NJ Department of Environmental Protection staff noted that, so long as the waste incineration and transfer facilities involved in the plans remain within the terms of their permits, the proposal may not fall within the agency's purview. DEP also noted, however, that local traffic impacts are taken into consideration in the permitting of such facilities, and that therefore a significant change in the origins of a facility's garbage input would call for a modification to the permit.

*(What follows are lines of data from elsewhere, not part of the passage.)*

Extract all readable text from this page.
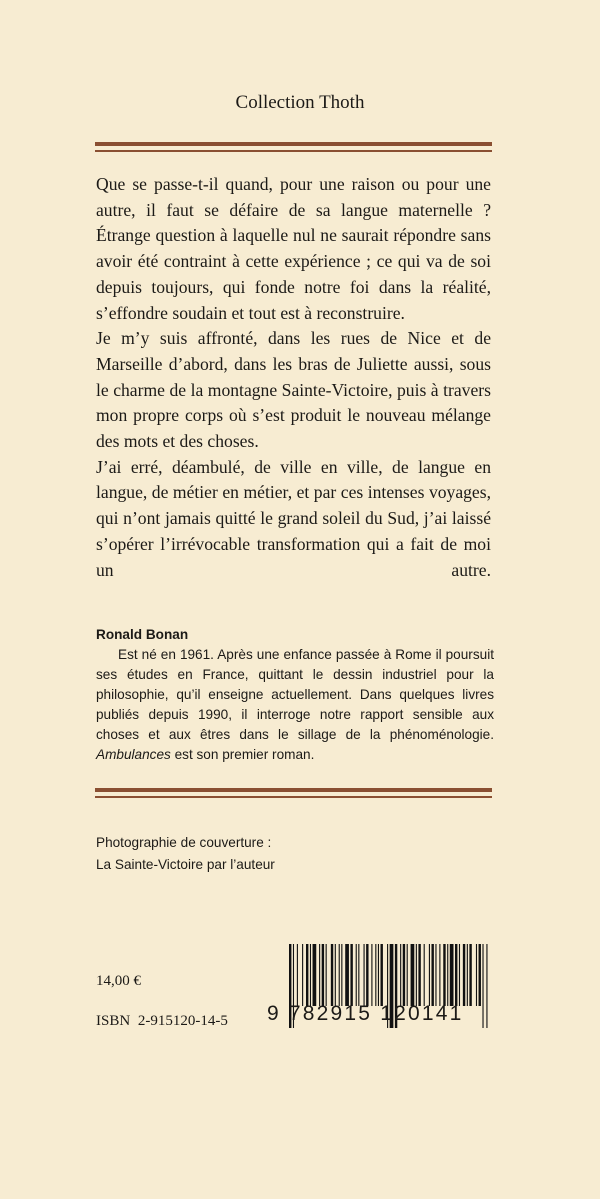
Collection Thoth

Que se passe-t-il quand, pour une raison ou pour une autre, il faut se défaire de sa langue maternelle ? Étrange question à laquelle nul ne saurait répondre sans avoir été contraint à cette expérience ; ce qui va de soi depuis toujours, qui fonde notre foi dans la réalité, s’effondre soudain et tout est à reconstruire.

Je m’y suis affronté, dans les rues de Nice et de Marseille d’abord, dans les bras de Juliette aussi, sous le charme de la montagne Sainte-Victoire, puis à travers mon propre corps où s’est produit le nouveau mélange des mots et des choses.

J’ai erré, déambulé, de ville en ville, de langue en langue, de métier en métier, et par ces intenses voyages, qui n’ont jamais quitté le grand soleil du Sud, j’ai laissé s’opérer l’irrévocable transformation qui a fait de moi un autre.

Ronald Bonan
Est né en 1961. Après une enfance passée à Rome il poursuit ses études en France, quittant le dessin industriel pour la philosophie, qu’il enseigne actuellement. Dans quelques livres publiés depuis 1990, il interroge notre rapport sensible aux choses et aux êtres dans le sillage de la phénoménologie. Ambulances est son premier roman.
Photographie de couverture :
La Sainte-Victoire par l’auteur
14,00 €
ISBN 2-915120-14-5 9 782915 120141
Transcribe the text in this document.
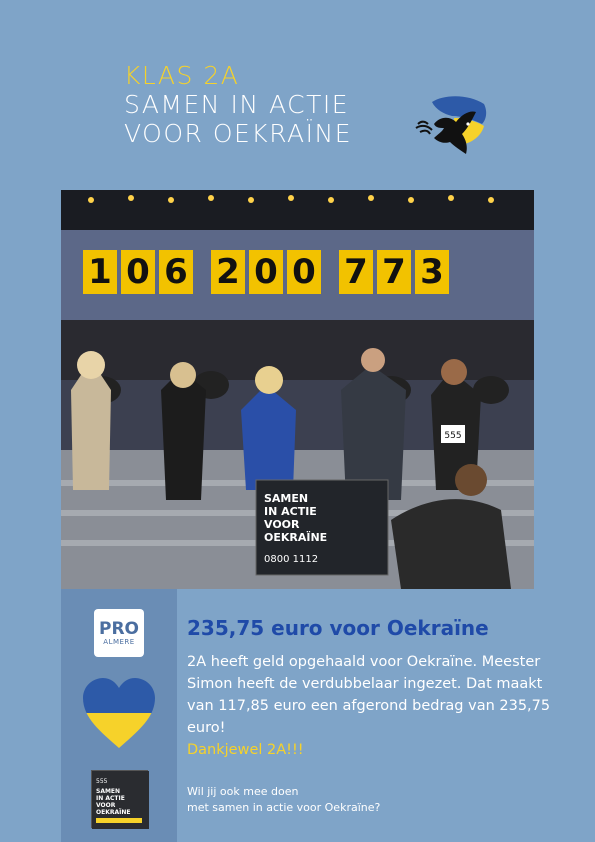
KLAS 2A
SAMEN IN ACTIE
VOOR OEKRAÏNE
555
SAMEN
IN ACTIE
VOOR
OEKRAÏNE
0800 1112
1 0 6 2 0 0 7 7 3
PRO
ALMERE
555
SAMEN
IN ACTIE
VOOR
OEKRAÏNE
235,75 euro voor Oekraïne
2A heeft geld opgehaald voor Oekraïne. Meester Simon heeft de verdubbelaar ingezet. Dat maakt van 117,85 euro een afgerond bedrag van 235,75 euro!
Dankjewel 2A!!!
Wil jij ook mee doen
met samen in actie voor Oekraïne?
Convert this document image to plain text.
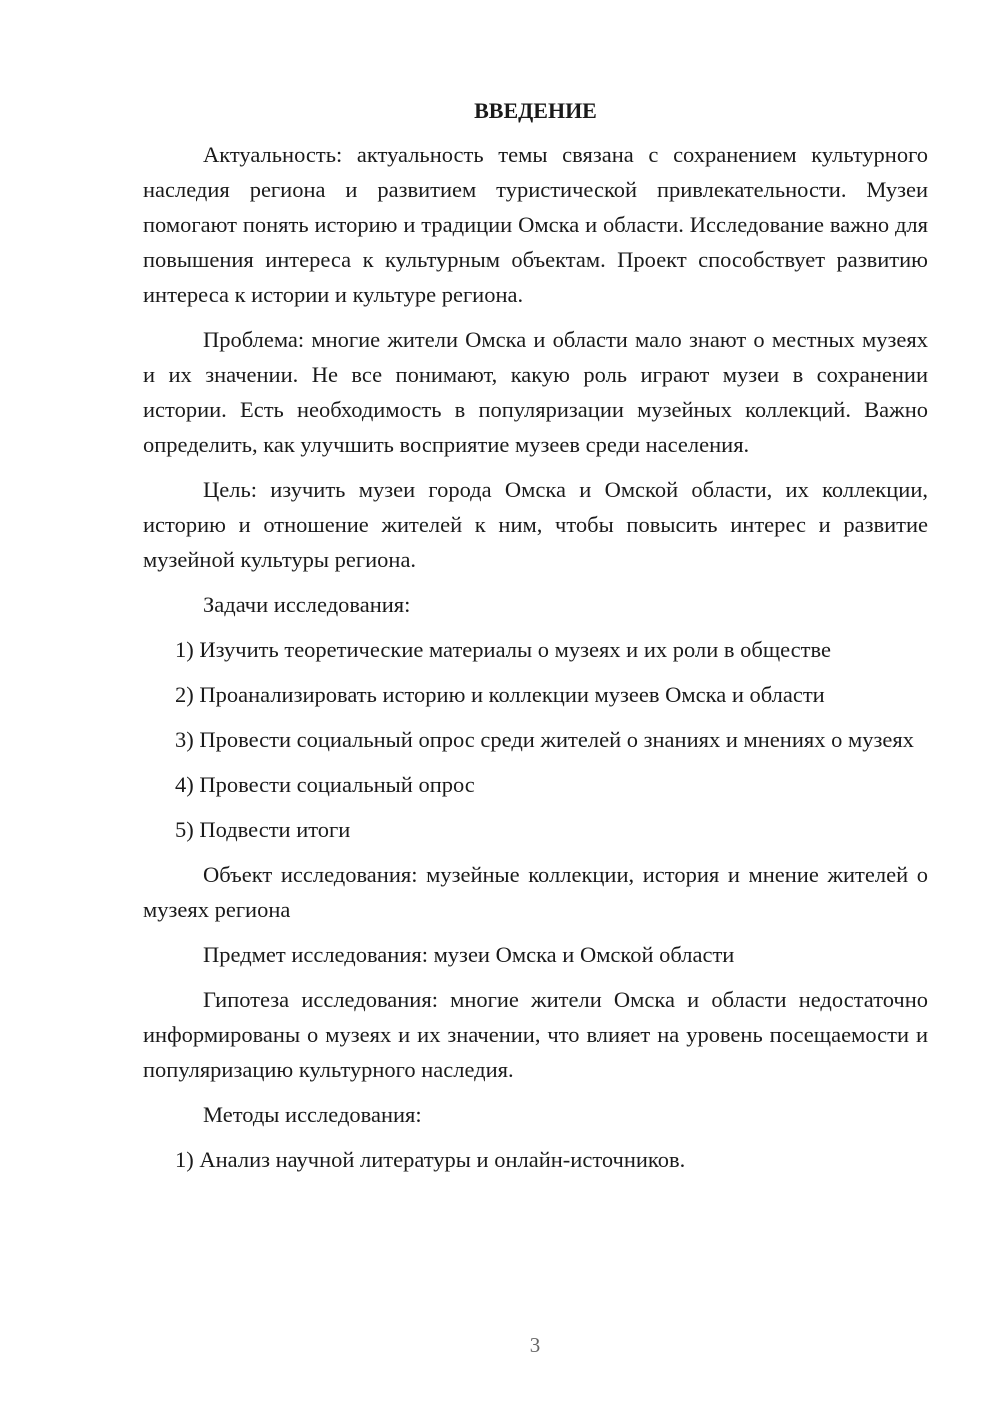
ВВЕДЕНИЕ

Актуальность: актуальность темы связана с сохранением культурного наследия региона и развитием туристической привлекательности. Музеи помогают понять историю и традиции Омска и области. Исследование важно для повышения интереса к культурным объектам. Проект способствует развитию интереса к истории и культуре региона.

Проблема: многие жители Омска и области мало знают о местных музеях и их значении. Не все понимают, какую роль играют музеи в сохранении истории. Есть необходимость в популяризации музейных коллекций. Важно определить, как улучшить восприятие музеев среди населения.

Цель: изучить музеи города Омска и Омской области, их коллекции, историю и отношение жителей к ним, чтобы повысить интерес и развитие музейной культуры региона.

Задачи исследования:

1) Изучить теоретические материалы о музеях и их роли в обществе

2) Проанализировать историю и коллекции музеев Омска и области

3) Провести социальный опрос среди жителей о знаниях и мнениях о музеях

4) Провести социальный опрос

5) Подвести итоги

Объект исследования: музейные коллекции, история и мнение жителей о музеях региона

Предмет исследования: музеи Омска и Омской области

Гипотеза исследования: многие жители Омска и области недостаточно информированы о музеях и их значении, что влияет на уровень посещаемости и популяризацию культурного наследия.

Методы исследования:

1) Анализ научной литературы и онлайн-источников.

3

BAGS projects 80,000 new one-way truck trips over Goethals Bridge per year under the interim plan, an instant 4% increase over current levels. Unlike the many trucks crossing the Goethals en route to the NJ Turnpike, the garbage trucks would ply Elizabeth streets to get to transfer stations on Front Street and Julia Street, located at distances of 3 and 5 miles, respectively, from the Goethals Bridge. Moreover, 18-wheelers would carry the garbage from the transfer stations to landfills in Pennsylvania and Virginia, generating an additional 40,000 truck trips.
The Manhattan portion of the plan would produce 216,000 garbage truck trips between Newark and New York. According to the Brooklyn Borough President's office, this waste would displace garbage from other sources currently trucked to the incinerator in Newark, and this garbage would then be directed to transfer stations in or near Newark. This would add 82,000 trips by 18-wheelers annually to Essex County roads.